From looking at statutes and case law, a rollover IRA from a SEP or Simple IRA only gets $1 million of creditor protection. Bankruptcy code section 522(n) does not cover a rollover under section 408(d)(3).
Okay, now are inherited IRA protected from creditors? No. Not automatically. The Supreme Court ruled that IRAs that you inherit are not protected. Federal bankruptcy statutes allow their seizure. General creditors may take an IRA that you inherit.
However, states can take additional provisions to such that IRAs maintain their protected status upon inheritance. Several states have taken such measures. As of this writing, those states include the following:
- New Jersey (In re: Norris, 550 B.R. 271)
- North Carolina
- South Carolina
Additional Creditor Exemptions
There are many other types of exemptions to protect you from lawsuits besides the IRA creditor protection in each state. For example, one of these include the homestead exemption, that shields some or (rarely) all of the equity in your home. In addition, there are tenancy by the entirety states that offer some judgement protection. Then, there are the ones that expose married couples to greater risk such as the community property states.

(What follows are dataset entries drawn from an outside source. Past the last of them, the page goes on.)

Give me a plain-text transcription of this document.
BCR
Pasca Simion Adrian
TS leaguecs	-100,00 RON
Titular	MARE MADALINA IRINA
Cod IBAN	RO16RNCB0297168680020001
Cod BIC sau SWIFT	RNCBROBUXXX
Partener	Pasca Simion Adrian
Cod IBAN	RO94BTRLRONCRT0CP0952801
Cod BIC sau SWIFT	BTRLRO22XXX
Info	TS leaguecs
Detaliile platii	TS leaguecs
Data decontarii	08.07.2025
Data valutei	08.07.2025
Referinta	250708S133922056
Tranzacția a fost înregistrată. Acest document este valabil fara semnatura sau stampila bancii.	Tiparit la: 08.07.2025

Another interesting option for the residents of one state that keeps creditors at bay is the California Secure Choice Retirement Savings Program. Moreover, states and territories offer wage garnishment exemptions that vary by region.
The above is for informational purposes with respect to IRA creditor protection by state and is not to be considered tax or legal advice. As such, the author believes it is accurate at the time of its writing but the author or associated parties make no guarantees. Further, if such advice is needed, seek the services of a qualified, licensed, practicing attorney and/or accountant.